Monday, 16 January 2017

Trumpery and Popery

Just  imagine: Trump  meeting Pope Francis; the personification of being in denial meets the personification of self-denial. What I wouldn't give to be a fly in the ointment during that conversation...

But there are two metaphors where the vocabularies of rampant, bullying, exploitative, self-regarding capitalism on  the one hand and the papacy (though probably not Pope Francis in one case) on  the other intersect. The one where the present occupant of the shoes of the fisherman is presumably blameless is nepotism

Nepotism

Many readers of this blog won't need telling that the word is derived from the Latin nepos -otis (= "nephew"), or – in the simpler, more direct Vulgar Latin notation (explained elsewhere in this blog, passim) NEPOTE(M). Where the papacy comes in is that in the bad old days of monastic shenanigans the nephew-word (whatever it was, certainly not "Italian", which didn't exist at the time; something Italic [or come to think of it, given the context, maybe they just used Latin]) was used as an (impious, not to say impish) euphemism for what the strait-laced OED [secondary source, I'm afraid] calls "the natural son" of the Pope; born the wrong side of the chasuble, as it were.

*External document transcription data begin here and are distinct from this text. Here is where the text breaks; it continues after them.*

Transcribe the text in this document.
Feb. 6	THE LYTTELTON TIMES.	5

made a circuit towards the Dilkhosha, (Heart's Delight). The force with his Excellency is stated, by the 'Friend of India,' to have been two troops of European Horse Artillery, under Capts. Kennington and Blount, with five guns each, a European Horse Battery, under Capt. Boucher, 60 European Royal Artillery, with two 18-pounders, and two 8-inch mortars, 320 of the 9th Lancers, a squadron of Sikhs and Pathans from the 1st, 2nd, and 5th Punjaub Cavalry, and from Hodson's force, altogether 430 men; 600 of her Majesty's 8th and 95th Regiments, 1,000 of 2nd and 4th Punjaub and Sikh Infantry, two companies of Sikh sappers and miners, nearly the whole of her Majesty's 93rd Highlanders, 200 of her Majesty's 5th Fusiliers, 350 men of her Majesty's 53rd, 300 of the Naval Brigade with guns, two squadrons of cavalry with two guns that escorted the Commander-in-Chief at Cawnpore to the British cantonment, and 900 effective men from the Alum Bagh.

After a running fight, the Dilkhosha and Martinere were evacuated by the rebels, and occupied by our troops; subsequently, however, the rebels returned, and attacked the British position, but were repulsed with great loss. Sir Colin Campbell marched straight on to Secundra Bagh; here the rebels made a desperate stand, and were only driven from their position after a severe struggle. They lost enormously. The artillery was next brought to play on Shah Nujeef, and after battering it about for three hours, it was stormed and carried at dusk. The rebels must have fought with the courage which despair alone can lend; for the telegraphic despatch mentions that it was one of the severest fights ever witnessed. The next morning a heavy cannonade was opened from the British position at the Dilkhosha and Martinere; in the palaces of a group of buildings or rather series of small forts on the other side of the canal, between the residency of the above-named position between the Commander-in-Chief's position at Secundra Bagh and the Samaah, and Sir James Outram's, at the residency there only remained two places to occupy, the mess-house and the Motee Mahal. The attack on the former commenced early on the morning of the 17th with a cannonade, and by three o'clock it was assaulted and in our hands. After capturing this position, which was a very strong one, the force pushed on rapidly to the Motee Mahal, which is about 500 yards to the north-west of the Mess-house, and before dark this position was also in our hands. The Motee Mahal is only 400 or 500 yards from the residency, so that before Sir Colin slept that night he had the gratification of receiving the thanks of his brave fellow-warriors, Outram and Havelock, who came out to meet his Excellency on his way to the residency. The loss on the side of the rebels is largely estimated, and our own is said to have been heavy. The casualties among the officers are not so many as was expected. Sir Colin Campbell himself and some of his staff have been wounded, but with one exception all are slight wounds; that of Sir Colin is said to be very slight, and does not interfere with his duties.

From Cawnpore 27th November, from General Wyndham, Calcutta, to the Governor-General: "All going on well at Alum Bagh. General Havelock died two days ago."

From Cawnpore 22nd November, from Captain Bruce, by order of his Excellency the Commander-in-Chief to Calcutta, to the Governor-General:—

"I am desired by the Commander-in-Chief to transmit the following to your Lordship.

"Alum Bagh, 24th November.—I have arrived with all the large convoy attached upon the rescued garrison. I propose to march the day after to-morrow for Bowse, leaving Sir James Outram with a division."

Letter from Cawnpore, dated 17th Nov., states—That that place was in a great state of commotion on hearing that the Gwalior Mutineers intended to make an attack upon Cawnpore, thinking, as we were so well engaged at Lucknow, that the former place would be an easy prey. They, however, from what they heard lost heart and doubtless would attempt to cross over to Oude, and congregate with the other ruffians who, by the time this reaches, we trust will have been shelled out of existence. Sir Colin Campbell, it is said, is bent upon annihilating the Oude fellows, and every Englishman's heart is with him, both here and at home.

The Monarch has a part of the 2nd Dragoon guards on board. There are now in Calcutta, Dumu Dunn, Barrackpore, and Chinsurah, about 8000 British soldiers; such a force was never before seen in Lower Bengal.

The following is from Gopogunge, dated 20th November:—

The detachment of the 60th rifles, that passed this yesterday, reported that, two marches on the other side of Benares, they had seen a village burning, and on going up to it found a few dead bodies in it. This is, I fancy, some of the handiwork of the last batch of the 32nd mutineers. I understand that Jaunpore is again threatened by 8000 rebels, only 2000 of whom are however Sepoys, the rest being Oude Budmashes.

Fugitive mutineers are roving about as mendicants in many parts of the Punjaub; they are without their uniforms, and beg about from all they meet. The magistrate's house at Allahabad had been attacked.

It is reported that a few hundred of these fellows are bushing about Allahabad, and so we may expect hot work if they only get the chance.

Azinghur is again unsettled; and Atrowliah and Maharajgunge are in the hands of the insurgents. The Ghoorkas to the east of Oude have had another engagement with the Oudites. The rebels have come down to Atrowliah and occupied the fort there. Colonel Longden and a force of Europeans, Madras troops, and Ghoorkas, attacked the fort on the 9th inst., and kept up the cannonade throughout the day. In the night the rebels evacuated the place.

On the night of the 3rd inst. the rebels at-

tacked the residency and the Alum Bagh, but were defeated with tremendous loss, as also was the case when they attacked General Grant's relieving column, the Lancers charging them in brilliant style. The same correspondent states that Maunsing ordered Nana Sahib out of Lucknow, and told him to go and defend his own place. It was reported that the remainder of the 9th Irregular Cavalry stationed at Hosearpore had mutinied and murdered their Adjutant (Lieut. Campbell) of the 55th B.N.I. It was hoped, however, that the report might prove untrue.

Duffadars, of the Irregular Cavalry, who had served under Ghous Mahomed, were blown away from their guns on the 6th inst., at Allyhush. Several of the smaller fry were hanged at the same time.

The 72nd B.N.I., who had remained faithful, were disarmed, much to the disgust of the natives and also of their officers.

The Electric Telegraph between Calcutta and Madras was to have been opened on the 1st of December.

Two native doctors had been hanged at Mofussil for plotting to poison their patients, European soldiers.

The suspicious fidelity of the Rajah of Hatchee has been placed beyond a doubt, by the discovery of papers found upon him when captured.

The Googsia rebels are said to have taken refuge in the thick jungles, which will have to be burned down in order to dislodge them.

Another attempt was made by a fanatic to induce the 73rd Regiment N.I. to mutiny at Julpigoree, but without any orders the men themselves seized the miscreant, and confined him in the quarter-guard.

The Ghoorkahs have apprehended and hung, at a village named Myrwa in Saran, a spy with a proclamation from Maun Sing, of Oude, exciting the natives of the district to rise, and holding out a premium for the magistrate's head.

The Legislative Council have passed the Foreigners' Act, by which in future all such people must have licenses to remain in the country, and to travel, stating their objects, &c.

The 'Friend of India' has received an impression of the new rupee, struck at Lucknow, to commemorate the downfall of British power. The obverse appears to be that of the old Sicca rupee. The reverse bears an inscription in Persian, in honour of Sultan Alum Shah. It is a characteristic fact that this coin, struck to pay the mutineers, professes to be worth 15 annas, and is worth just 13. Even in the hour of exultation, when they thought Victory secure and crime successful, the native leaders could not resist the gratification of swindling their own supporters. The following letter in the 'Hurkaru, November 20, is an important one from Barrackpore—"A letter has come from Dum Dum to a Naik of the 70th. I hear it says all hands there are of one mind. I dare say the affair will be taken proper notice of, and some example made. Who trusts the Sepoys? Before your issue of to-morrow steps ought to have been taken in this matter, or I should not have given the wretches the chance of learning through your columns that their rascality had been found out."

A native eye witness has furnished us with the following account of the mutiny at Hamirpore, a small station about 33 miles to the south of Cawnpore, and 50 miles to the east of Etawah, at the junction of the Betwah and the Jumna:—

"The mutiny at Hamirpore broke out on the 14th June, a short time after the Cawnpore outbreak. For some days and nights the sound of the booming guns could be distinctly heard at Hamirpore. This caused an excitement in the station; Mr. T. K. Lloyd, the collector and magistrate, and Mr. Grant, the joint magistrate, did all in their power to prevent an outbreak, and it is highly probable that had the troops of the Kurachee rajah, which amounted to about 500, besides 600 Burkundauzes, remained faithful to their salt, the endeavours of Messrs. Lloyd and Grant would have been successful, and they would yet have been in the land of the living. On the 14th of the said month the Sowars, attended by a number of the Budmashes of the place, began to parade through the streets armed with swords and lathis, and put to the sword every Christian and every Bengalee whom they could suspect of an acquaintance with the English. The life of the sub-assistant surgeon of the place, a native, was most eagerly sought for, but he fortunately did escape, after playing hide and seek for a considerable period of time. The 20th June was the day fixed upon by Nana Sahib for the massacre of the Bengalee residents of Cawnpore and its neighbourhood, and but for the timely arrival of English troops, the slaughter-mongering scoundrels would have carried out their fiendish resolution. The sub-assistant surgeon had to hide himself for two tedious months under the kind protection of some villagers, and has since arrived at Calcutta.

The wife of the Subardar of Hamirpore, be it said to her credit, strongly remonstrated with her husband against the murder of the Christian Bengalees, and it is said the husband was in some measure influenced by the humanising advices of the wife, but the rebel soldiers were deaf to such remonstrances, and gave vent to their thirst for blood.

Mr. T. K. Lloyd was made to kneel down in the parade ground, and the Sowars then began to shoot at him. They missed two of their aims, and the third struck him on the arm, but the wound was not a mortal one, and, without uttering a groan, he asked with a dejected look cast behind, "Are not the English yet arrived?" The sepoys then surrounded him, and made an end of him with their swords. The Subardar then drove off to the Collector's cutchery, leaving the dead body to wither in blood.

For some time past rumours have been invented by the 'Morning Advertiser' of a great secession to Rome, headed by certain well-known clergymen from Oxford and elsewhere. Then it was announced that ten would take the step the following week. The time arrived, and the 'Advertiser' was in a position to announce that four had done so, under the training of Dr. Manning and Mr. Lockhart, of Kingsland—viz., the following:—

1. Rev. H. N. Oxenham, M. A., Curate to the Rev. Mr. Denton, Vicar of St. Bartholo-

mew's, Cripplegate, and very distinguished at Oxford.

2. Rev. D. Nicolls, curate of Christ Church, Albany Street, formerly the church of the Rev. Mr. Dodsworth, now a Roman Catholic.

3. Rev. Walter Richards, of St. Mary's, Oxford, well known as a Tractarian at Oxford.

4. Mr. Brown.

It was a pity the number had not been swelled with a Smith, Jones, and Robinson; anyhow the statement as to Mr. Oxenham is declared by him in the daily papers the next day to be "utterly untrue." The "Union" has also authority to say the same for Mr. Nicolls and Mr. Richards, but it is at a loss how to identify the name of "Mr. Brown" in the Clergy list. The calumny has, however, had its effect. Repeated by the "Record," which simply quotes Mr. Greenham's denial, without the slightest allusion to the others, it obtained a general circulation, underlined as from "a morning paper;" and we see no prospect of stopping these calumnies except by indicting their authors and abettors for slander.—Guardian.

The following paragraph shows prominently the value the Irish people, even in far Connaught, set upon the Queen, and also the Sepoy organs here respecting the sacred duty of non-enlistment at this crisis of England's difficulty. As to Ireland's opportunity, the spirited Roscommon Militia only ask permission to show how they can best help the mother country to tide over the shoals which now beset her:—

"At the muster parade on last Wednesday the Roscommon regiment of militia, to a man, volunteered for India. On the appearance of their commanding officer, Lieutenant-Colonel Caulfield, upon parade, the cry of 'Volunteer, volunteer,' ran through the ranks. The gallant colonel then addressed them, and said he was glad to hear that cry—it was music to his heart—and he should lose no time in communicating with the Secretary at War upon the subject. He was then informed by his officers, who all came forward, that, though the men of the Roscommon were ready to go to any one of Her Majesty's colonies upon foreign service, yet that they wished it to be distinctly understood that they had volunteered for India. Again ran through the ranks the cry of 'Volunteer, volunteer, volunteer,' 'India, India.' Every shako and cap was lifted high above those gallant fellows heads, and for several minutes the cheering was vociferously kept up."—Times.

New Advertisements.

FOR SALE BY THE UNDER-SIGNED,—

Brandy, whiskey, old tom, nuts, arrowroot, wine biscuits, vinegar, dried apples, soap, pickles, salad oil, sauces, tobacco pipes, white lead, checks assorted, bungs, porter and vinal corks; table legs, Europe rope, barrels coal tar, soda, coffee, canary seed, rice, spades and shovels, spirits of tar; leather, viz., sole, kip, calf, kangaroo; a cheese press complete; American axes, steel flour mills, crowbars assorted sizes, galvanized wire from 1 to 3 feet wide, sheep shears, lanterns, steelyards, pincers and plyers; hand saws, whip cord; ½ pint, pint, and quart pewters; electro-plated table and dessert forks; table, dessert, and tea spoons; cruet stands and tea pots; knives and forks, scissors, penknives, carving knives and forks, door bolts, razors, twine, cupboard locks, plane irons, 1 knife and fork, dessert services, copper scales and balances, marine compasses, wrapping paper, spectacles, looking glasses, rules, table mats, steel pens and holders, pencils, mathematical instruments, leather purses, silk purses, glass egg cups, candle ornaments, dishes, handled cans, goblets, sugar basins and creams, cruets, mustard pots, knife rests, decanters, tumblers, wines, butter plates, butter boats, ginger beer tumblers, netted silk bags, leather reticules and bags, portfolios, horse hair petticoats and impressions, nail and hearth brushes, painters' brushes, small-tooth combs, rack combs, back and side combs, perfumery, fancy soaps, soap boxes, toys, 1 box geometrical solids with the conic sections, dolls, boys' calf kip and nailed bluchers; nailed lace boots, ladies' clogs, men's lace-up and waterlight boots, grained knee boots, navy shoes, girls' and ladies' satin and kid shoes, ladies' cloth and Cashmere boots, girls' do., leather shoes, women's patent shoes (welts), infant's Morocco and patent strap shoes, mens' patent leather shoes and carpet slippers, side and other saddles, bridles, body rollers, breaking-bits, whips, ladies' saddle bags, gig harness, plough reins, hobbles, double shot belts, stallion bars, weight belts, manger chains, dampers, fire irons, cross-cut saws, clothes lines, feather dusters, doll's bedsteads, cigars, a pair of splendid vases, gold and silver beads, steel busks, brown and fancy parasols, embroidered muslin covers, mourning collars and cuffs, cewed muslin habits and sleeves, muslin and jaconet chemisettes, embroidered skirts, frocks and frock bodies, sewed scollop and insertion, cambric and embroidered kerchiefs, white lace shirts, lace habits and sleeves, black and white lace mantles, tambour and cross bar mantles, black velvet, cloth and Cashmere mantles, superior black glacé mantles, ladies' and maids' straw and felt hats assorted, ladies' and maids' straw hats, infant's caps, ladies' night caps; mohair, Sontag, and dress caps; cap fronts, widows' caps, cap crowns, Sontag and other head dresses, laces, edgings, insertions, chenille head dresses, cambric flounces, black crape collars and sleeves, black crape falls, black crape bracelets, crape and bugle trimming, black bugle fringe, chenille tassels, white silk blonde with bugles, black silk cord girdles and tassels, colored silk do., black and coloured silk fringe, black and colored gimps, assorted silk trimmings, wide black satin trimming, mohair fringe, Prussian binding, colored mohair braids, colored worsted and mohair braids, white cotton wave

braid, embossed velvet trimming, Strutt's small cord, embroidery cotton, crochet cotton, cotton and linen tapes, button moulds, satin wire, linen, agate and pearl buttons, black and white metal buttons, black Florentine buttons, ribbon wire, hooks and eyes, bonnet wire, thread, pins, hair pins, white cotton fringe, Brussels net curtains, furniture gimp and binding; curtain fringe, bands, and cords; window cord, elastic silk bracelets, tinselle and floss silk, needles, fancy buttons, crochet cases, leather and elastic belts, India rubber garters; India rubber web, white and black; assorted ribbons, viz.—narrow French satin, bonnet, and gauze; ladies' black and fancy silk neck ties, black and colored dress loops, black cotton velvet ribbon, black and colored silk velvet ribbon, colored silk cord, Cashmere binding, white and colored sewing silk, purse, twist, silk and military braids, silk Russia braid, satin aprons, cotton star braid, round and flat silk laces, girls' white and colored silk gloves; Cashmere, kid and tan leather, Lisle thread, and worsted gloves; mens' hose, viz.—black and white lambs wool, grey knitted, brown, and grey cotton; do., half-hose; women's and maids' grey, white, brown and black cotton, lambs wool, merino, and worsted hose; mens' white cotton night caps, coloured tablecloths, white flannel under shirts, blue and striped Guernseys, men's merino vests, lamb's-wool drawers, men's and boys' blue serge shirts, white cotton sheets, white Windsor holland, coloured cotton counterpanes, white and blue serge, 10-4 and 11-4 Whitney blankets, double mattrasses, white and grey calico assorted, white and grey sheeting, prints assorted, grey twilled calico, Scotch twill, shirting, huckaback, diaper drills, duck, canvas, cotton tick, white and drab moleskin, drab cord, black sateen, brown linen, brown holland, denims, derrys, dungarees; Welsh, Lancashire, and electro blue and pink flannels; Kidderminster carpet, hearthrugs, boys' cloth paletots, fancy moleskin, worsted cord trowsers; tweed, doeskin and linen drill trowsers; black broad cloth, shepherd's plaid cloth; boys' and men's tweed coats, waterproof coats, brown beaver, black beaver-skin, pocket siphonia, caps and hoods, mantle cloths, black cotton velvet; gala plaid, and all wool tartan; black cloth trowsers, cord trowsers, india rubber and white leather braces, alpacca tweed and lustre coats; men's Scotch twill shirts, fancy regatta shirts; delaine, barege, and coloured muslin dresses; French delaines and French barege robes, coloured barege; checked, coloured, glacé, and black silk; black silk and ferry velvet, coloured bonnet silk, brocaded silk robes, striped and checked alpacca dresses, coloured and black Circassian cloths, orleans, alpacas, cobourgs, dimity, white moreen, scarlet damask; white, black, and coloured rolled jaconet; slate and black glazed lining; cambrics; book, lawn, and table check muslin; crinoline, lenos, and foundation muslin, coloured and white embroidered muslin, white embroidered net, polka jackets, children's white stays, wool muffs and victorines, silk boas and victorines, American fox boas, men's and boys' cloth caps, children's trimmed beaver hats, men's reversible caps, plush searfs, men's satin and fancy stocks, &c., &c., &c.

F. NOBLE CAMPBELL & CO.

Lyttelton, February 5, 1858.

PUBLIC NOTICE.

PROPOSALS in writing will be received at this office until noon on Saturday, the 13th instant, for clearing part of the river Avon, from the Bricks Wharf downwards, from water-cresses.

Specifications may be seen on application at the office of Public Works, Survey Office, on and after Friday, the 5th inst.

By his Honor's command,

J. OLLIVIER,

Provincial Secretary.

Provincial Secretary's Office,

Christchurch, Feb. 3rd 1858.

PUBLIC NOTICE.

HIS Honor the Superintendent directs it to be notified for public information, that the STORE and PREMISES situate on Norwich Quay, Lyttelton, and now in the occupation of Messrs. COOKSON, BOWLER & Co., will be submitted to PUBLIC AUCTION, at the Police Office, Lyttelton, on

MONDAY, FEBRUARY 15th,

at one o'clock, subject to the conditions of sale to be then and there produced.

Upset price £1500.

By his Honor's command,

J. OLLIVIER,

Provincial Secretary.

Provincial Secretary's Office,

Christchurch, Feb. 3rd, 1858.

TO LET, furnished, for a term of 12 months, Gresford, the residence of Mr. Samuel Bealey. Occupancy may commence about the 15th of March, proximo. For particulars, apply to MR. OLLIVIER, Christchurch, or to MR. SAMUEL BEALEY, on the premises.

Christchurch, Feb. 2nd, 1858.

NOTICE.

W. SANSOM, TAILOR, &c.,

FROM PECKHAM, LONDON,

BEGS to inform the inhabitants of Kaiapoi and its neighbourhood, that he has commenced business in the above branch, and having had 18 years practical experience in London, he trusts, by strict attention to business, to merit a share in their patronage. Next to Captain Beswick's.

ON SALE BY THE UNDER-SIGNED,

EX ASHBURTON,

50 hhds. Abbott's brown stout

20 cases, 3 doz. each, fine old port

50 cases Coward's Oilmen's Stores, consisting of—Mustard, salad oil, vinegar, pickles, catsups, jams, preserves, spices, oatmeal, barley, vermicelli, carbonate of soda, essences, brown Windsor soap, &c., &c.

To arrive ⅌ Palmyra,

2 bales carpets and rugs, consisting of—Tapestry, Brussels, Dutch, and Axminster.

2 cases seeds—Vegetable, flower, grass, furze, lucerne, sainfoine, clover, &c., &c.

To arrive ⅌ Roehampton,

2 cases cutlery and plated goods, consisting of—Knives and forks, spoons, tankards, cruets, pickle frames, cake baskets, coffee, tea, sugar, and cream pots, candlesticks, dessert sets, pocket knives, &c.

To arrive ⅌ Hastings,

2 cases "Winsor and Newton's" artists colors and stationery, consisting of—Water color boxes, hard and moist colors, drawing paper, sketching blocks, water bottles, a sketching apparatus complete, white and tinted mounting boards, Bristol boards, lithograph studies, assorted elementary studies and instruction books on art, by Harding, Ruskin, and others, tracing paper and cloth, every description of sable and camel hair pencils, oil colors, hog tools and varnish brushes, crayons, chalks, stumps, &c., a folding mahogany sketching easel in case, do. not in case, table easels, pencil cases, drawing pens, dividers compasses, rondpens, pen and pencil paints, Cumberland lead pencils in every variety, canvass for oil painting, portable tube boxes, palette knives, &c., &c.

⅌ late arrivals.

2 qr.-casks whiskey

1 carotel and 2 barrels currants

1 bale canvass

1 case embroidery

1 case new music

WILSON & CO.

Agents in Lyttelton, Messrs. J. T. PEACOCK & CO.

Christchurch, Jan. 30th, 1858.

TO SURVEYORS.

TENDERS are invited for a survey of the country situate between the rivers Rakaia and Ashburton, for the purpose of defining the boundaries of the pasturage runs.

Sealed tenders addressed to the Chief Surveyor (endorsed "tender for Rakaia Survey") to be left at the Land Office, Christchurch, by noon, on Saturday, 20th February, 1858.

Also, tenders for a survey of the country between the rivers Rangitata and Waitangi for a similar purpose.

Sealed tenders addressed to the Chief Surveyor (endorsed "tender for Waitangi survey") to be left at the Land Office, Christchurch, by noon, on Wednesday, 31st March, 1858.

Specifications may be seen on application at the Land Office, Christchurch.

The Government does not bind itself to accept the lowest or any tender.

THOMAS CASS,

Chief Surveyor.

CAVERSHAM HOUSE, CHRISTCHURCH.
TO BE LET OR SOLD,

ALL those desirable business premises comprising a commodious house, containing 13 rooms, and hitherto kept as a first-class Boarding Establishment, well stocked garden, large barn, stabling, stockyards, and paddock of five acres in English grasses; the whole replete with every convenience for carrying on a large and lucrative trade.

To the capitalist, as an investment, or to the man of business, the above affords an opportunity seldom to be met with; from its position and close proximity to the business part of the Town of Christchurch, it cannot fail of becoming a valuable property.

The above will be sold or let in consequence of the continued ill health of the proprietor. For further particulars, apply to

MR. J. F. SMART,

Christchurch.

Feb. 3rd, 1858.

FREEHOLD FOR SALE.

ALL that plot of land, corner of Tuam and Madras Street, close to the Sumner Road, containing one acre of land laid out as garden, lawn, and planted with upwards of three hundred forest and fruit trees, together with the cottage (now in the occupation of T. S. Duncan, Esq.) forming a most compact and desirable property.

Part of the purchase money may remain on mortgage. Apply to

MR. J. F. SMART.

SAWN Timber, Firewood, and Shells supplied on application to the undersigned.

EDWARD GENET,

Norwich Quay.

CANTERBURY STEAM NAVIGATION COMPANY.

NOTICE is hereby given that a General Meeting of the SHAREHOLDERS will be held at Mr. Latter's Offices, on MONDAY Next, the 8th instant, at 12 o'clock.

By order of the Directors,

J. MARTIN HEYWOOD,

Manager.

In fact this Etymonline excerpt shows that the word was not specific to one particular relation:
nephew (n.)
c. 1300, from Old French neveu (Old North French nevu) "grandson, descendant," from nepotem (nominative nepos) "sister's son, grandson, descendant, grandchild," and in a general sense, "male descendant other than son" (source also of Sanskrit napat "grandson, descendant;" Old Persian napat- "grandson;" Old Lithuanian nepuotis "grandson;" Dutch  neef; German Neffe "nephew;" Old Irish nia, genitive niath "son of a sister," Welsh nei)....
In that respect, come to think of it, it is reminiscent of cousin in Shakespeare's day: Falstaff, as I remember, was wont to address Prince Hal as "cuz". Old English nefa, which Etymonline says persisted into the 16c, could mean "nephew, stepson, grandson, second cousin"; almost any male blood relative – so it doesn't quite work for Trump's son-in-law [not that I'm a sufferer from  the Etymological Fallacy].

Pontifex

The simplest and most self-evident explanation of this word is that it is an amalgam of words for bridge and make; the maker of a bridge between us miserable offenders and Heaven. There have been suggestions that there has been an element  of folk etymology in the derivation, and that something either Umbrian or Etruscan was involved; I'm satisfied, though , with bridge-builder, as was the Northumbrian monk who used the word brycgwyrcende "bridge-maker". (If you screw your eyes up you can just about see work in the middle of that calque – linguist's jargon for a loan-translation).
<digression>
To form a calque the receiving language borrows the format that the donor language uses to construct a typically two-part compound, but not the word itself. It translates each element of the compound using a native word: for example Latin omni- + potens, Old English æl- + mihtig (whence our almighty), Spanish todo- + poderoso. [Incidentally, that bunch of examples isn't supposed to suggests a series of any kind; its just a bunch of examples.]

Incidentally, it's /kælk/, not /kɔ:k/ or /kɔl:k/;  I'm not sure I've ever heard it said, though – it's that sort of word.
</digression>
Oops  – left a bit out. See update.

L'Envoi 

So [and that is a subordinating conjunction, if that sort of thing bothers you] these two metaphors make a (fairly tenuous, admittedly) link  between the sublime and the ridiculous. Time's wingéd chariot, though...

b

PS Here's a clue:

Re-recording makes Midge Ure a really legendary creator. – (8)

Updat: 2017.01.17.11:45  – Added PPS

PPS
Sorry  – I missed out a bit of the argument: what links Trump to pontifex? Given a pontiff,  together with a belief in his infallibility, you get an action verb: pontificate  – to say what must be true, on the highest authority.  In a way familiar to students of language ...
<digression theme="semantic somersaults">
(here I mentioned the link between glamour and grammar, as discussed by David Crystal in The Story of English in 100 Words. You can read Crystal's discussion for yourself, but I would go a bit further; as I said in that post:
...This is the root of the word glamour, which came to refer to charm or attractiveness in the early twentieth century. Crystal doesn't say so, but it seems likely to me that Hollywood had something to do with it. The progression from wizardry to smoke & mirrors to magic lantern shows to movies strikes me as a fairly likely one.
</digression>
... the meaning flipped. From being a Good Thing (telling the truth, unquestionably) it became a Bad Thing (shooting your mouth off on subjects you have a shaky grasp of and expecting to be believed unquestioningly). Trumpery? You make the link.